NSLayout Manager provides information about insertion points, potential insertion points in the text, and it can go the other direction. If you're given a location in the layout, it can go back and determine what glyph that corresponds to, or if you're given a rect in the layout, it can go back and determine the glyph range that it encompasses. So here is a brief example of how we might have used that if we wanted to measure the width of certain pieces of text. In this case, we have a text view, suppose, and from the text view we get the layout manager and the text container. And then if we've determined a particular range of text that we want the width for, then we can go through and call this method rect_array for character range and so forth and so forth, and it returns a C array of rects. And then, as I said, there may be multiple rects even needed to represent one contiguous range in the text, so we go through and add up the widths of all these rects to get the total width of this portion of the text.
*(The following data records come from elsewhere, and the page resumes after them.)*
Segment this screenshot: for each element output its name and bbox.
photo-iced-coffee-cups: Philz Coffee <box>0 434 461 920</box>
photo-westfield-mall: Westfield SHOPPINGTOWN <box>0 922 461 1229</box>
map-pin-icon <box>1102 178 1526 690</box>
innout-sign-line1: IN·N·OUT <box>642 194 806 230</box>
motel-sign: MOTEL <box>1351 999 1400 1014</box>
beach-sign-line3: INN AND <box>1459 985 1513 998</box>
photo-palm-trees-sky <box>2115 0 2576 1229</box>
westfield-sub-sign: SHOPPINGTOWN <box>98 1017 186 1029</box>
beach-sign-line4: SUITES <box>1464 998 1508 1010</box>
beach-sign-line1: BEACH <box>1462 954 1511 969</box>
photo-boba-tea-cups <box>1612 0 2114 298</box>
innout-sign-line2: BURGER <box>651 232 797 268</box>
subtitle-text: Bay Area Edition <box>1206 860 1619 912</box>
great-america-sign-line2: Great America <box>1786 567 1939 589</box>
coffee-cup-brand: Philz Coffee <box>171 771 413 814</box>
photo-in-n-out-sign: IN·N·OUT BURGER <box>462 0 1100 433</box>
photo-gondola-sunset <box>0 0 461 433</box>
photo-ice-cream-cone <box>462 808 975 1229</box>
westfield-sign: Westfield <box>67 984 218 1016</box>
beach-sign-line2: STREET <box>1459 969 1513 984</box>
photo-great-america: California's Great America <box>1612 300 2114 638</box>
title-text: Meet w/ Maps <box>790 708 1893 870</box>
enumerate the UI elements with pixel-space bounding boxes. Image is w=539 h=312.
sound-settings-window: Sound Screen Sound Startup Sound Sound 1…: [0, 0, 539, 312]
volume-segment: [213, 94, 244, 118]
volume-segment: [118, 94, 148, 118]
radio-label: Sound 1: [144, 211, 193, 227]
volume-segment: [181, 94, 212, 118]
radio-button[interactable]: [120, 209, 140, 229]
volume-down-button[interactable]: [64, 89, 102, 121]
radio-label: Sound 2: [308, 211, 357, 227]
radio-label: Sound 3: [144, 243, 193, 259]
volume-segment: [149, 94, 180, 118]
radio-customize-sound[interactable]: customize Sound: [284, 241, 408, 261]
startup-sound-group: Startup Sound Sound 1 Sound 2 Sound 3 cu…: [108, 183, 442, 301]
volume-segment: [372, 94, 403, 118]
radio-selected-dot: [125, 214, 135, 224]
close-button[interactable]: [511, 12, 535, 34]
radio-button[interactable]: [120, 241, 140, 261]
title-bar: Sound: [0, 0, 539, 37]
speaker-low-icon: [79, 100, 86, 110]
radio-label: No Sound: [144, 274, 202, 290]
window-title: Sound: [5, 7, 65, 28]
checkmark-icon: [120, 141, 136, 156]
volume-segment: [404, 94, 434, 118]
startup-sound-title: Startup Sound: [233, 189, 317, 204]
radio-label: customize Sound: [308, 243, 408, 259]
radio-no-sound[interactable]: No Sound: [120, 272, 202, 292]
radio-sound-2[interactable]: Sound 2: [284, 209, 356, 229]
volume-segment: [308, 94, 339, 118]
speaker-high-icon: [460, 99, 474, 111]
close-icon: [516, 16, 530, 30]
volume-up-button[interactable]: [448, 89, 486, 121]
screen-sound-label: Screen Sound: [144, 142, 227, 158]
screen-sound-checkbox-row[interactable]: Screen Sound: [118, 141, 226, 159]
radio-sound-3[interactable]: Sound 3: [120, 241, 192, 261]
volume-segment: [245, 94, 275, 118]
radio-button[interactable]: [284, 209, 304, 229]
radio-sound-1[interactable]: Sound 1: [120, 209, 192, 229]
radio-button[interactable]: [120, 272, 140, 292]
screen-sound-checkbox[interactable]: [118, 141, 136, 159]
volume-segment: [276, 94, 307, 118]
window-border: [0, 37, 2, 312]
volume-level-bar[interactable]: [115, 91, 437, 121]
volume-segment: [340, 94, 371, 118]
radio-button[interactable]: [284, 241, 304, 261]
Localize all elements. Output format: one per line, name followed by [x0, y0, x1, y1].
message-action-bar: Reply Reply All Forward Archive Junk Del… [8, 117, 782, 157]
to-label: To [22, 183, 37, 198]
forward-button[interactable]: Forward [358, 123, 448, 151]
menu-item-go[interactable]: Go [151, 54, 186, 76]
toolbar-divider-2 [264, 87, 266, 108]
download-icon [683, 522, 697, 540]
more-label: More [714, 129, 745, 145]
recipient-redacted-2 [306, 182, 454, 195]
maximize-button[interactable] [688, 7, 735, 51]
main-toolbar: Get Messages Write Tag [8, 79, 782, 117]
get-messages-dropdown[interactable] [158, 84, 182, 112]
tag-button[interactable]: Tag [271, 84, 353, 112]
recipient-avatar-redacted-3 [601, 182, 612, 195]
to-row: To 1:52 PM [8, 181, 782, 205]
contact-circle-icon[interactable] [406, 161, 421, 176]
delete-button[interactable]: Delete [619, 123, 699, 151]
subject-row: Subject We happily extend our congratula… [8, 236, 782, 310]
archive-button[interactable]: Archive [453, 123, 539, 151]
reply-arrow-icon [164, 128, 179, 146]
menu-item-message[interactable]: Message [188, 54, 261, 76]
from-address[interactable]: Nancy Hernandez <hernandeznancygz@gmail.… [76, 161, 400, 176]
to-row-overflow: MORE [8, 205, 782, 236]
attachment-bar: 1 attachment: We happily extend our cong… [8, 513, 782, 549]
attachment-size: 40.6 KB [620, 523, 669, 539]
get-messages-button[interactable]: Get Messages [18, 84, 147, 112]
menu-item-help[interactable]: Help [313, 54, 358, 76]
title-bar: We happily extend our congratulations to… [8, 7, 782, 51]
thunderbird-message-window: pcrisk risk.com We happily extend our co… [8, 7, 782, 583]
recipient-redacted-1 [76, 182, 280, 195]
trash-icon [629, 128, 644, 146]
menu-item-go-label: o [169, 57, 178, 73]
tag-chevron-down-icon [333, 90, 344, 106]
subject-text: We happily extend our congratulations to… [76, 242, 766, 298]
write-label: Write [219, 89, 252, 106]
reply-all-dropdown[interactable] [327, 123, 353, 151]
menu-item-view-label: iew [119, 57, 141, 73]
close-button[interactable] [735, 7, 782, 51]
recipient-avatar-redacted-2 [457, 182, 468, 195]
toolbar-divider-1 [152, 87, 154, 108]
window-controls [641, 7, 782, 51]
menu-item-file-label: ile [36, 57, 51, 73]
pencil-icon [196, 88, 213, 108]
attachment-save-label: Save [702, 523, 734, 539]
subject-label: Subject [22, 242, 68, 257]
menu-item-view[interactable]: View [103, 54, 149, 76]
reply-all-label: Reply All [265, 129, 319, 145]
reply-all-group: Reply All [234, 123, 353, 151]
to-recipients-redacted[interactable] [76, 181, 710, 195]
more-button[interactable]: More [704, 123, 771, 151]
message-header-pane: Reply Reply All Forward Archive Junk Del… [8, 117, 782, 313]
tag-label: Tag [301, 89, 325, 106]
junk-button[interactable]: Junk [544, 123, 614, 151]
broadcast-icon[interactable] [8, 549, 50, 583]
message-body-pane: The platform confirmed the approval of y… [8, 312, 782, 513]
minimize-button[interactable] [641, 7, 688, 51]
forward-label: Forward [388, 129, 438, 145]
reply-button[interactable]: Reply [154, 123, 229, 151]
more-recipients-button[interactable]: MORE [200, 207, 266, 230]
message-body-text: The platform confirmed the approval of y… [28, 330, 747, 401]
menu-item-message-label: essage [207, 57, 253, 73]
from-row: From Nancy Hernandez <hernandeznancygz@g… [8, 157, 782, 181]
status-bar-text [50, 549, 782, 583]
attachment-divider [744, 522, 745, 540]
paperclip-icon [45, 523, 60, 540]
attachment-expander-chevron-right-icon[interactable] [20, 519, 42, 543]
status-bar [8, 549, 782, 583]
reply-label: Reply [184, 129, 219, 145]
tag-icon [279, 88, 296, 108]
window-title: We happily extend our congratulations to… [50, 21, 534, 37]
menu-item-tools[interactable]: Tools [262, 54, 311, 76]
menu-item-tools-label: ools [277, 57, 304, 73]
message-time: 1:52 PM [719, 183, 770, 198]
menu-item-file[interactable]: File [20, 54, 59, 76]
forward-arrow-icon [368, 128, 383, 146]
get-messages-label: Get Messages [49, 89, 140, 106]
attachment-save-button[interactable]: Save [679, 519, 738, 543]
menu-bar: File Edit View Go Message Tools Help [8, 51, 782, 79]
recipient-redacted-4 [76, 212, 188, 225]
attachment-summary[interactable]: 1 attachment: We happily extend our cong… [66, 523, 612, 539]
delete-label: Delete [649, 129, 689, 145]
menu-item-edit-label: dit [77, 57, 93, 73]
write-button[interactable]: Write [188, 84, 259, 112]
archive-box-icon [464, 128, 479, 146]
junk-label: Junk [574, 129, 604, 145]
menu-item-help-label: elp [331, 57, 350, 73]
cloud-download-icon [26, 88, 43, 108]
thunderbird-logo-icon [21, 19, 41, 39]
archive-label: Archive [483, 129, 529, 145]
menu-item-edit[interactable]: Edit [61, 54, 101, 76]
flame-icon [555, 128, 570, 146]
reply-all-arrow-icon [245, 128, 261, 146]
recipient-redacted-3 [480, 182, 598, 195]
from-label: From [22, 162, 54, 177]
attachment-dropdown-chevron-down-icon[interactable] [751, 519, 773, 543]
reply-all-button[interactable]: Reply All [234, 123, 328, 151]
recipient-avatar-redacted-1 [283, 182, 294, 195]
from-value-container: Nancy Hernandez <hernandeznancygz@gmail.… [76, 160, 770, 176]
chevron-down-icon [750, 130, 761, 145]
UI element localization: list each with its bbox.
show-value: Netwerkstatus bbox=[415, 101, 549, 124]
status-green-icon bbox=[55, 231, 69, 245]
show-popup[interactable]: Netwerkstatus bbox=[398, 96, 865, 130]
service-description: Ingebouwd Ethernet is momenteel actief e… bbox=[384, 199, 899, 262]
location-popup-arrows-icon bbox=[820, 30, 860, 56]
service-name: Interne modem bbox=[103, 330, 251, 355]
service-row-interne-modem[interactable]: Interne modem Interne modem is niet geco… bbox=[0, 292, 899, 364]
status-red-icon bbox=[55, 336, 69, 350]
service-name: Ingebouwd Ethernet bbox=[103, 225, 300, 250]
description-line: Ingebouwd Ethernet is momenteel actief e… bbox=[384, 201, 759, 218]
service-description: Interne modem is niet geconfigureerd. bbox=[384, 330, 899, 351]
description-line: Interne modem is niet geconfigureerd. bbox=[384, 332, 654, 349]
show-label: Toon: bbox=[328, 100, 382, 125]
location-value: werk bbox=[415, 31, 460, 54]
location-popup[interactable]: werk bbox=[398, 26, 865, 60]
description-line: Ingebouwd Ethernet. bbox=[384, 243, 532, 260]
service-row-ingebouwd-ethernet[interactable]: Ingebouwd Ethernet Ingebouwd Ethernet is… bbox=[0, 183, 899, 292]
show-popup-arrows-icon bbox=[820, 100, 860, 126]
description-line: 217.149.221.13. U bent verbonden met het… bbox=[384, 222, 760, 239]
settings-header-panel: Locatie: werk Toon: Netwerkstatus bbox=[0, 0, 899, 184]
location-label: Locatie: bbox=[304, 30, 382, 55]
So points I want you to take away. You should let the Cocoa framers do as much as possible for you handling internationalization and international issues. And you need to avoid any of the problematic assumptions, things like assuming that a single keystroke corresponds to a single character, or that a single character corresponds to a single glyph, or that the locale is equivalent to the localization. or that all the glyphs in a line are ordered from left to right. Use Unicode. Use NSString as much as possible to handle the heavy lifting for you. Use the date and number formatters for user-visible dates and numbers, and use the 10.4 behavior for these.